My client had found the perfect investment property, but the rushed timeline of the deal made getting a mortgage tricky.
There was a short fuse on the financing condition because the sellers were divorcing and wanted a quick sale. My client’s mortgage broker was able to find a mortgage with a 2nd tier lender (not one of the big banks) in the limited time available. 2nd tier lenders are Canadian examples of what our American friends call “sub-prime” lenders. Their credit requirements are less stringent, but their interest rates are higher.
Even though my client did not like the higher interest rate with its higher payment, the numbers would still work and she was able to meet the short timing on the financing condition removal. Then her mortgage broker advised her that he had another mortgage available at a better interest rate if her husband would also sign the mortgage. Hubbie agreed and the new mortgage company approved the mortgage subject to a satisfactory appraisal (the first mortgage company did not require an appraisal).
An appraisal usually requires access to the property. Access was requested on numerous occasions through realtors and the seller’s lawyer. In the end, the sellers denied access for no apparent reason other than, because they denied access. Numerous efforts were made to obtain access and all to no avail.
My client was, of course, surprised and upset that such a small request would be refused. The difference in the mortgage rate was 2%, so this was a serious issue.
I explained to her that having removed the financing condition and all other conditions, this was now an unconditional contract. The fact that she needed access to organize a better mortgage deal did not mean the seller had to cooperate. My client felt putout and thought the sellers were acting unethically and immorally.
While I am not sure about the morality and ethics of the seller’s position, they were certainly uncooperative.

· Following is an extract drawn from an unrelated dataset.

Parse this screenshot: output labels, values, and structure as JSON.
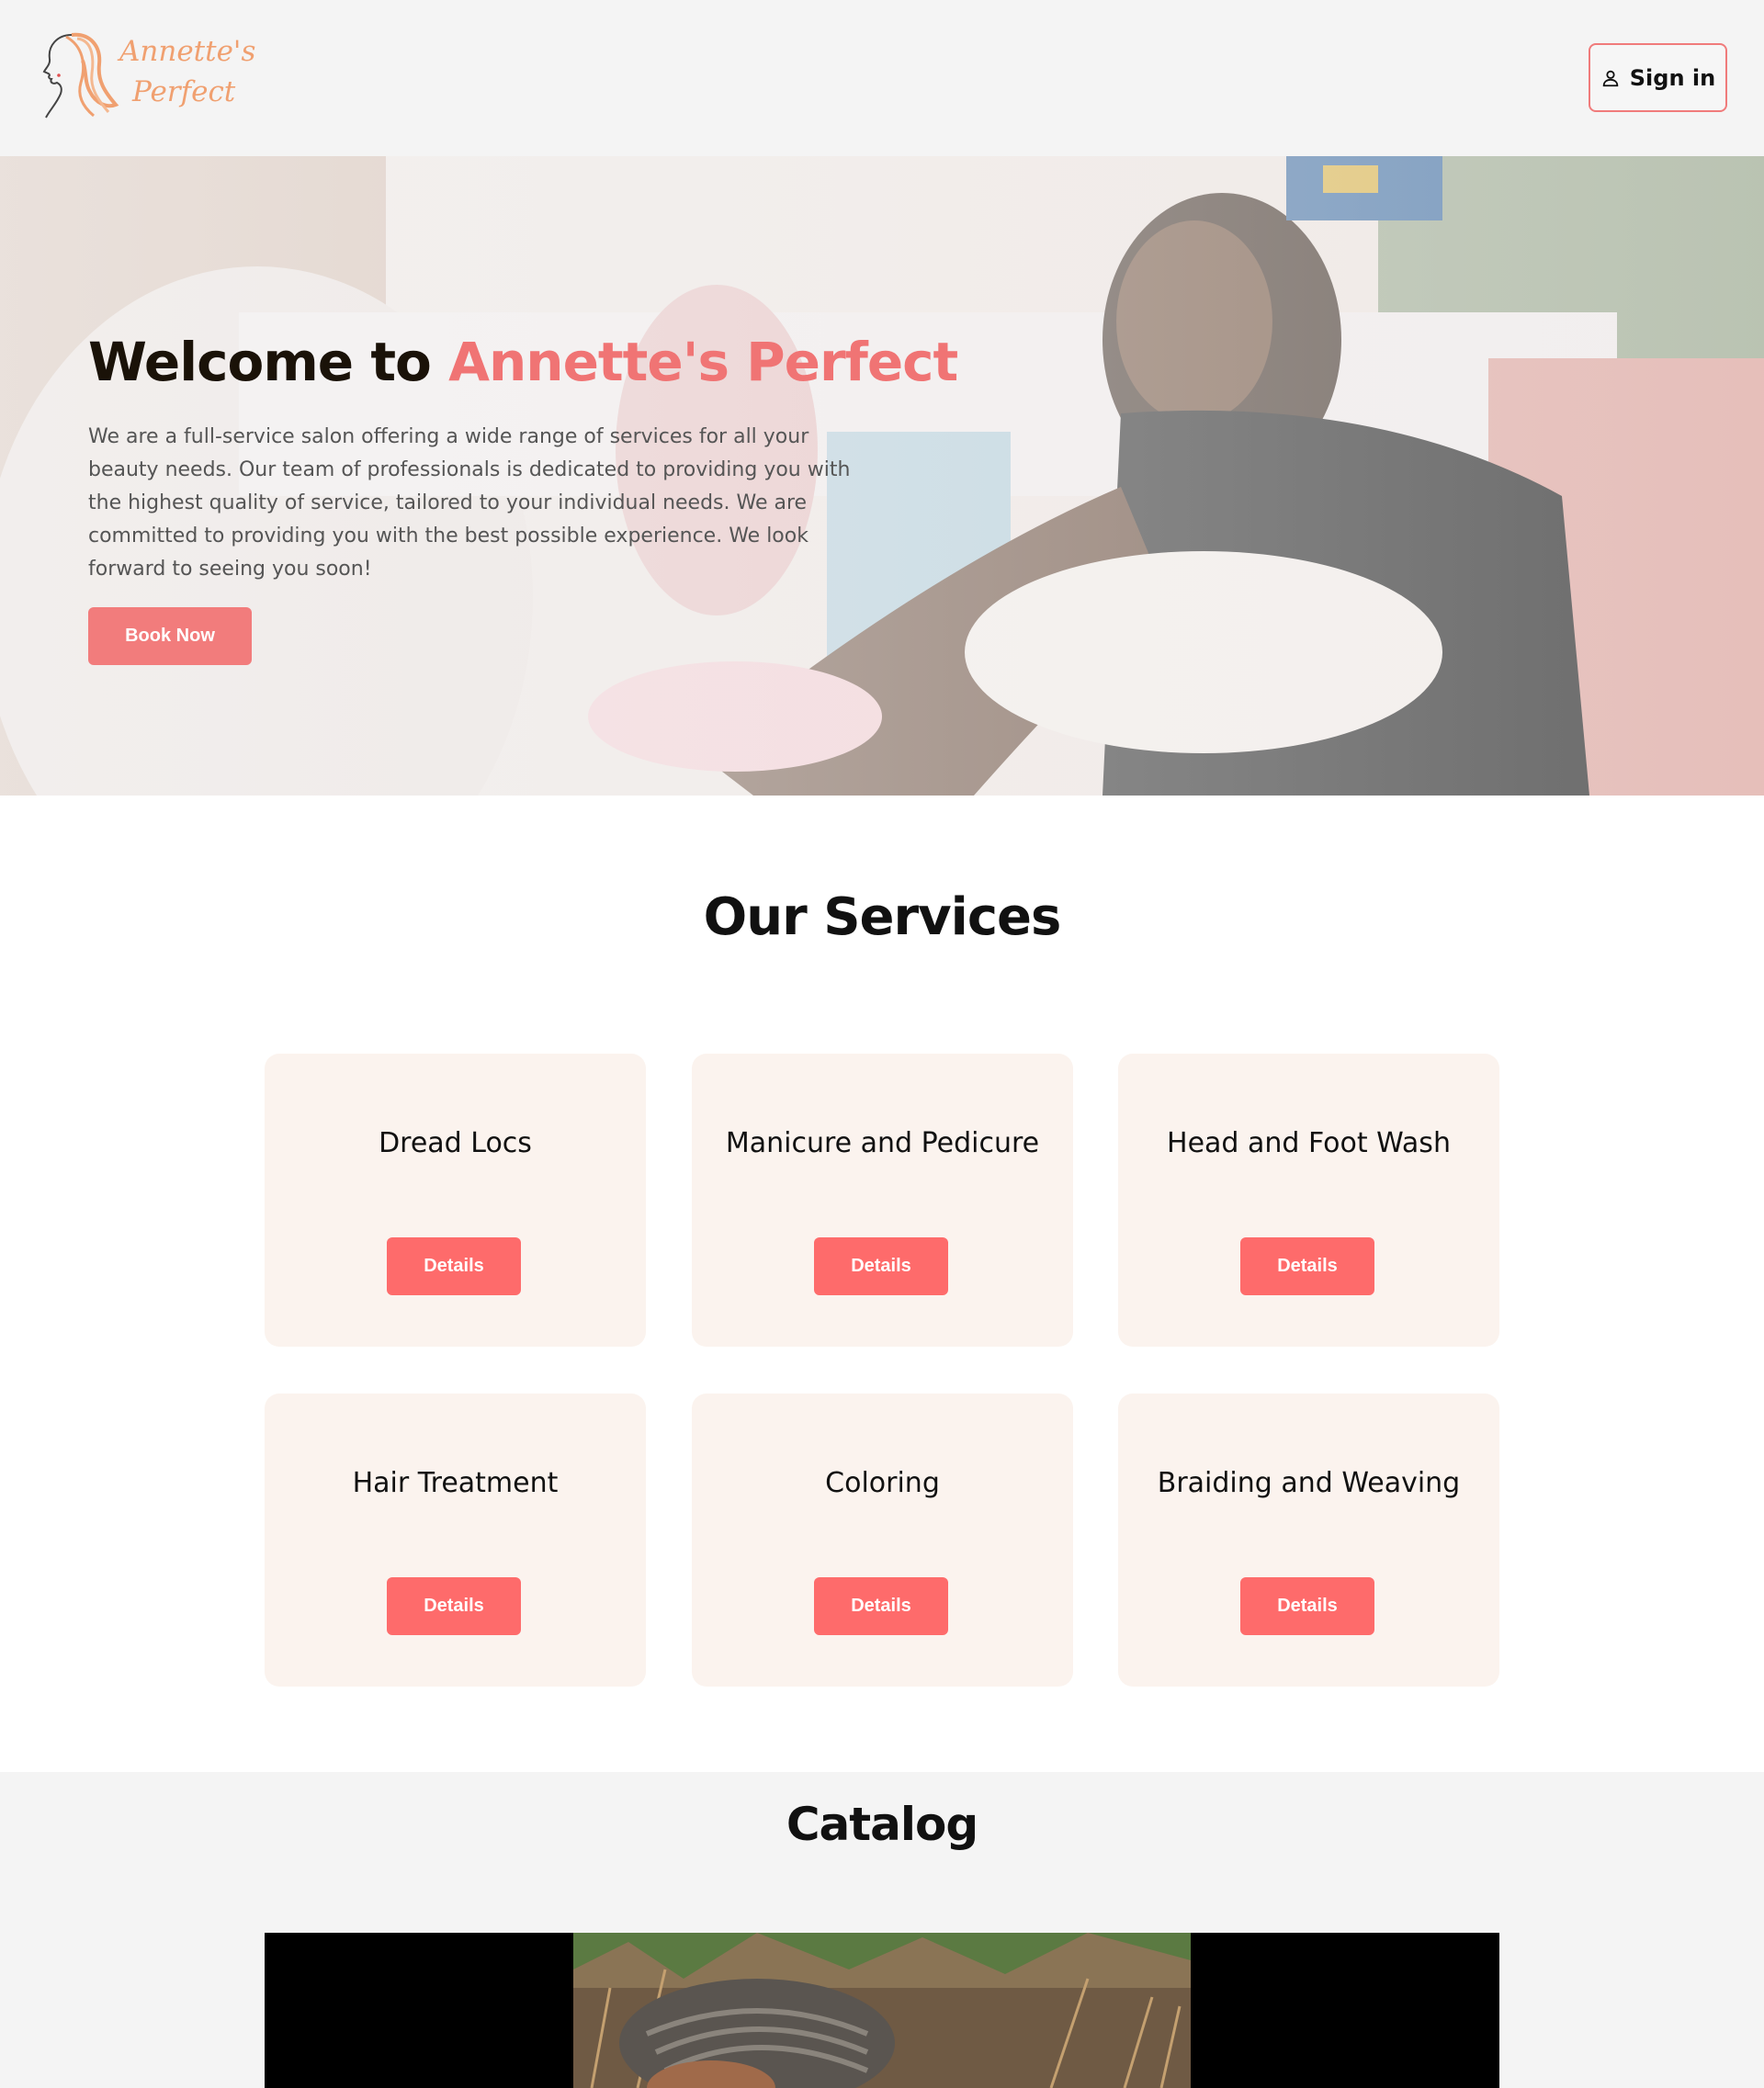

However, they did have an unconditional contract and had no obligation to be cooperative.
Then, my client had a brain wave! Her sister had recently paid off her home, and had a large untapped line of credit. Her sister was happy to help and be paid a reasonable rate of interest for a short-term loan. Considering that the closing day was very near, my client got a certified cheque from her sister for the whole purchase price. Cash meant that we were able to meet the timing deadline and do a very quick closing.
My clients now owned the property and, of course, had access for the appraiser. The appraisal was satisfactory. I got mortgage paperwork from the new mortgage company at a much better interest rate. The new mortgage was registered against the property and the sister’s loan was repaid from the mortgage proceeds.
- Double check before removing conditions:
Once your deal is unconditional, a seller does not have to change anything or agree to any of your requests. They can just dig in their heels and say they aren’t doing anything. So, before you remove all conditions, just do a quick review of whether you need anything else from the seller.
- Use an access clause:
If you are an investor, consider trying to negotiate an access clause in your contract, something like, “seller will allow access to buyer or buyer’s tradesmen, lenders, and appraisers on 24 hour notice.”
- Secure standby credit:
Being able to ‘write the cheque’ is a wonderful thing! You can approach sellers and guarantee them that you can close quickly. For some sellers, getting their money fast is a powerful incentive to sign your contract. You can organize your own Line of Credit with your lender. Typically, if you have good credit you can get an unsecured line of credit up to about $25,000. This varies from lender to lender. If you have equity in properties, you can get a secured Line of Credit. You borrow money under the Line of Credit agreement. The security is a mortgage registered against your property(s). In this Tale, my client had a cooperative sister with a big Line of Credit. Perhaps you have someone in your immediate circle that would fill the same role for you. It could be family or friends. Start looking now so that when an opportunity arises, you can ‘write the cheque’.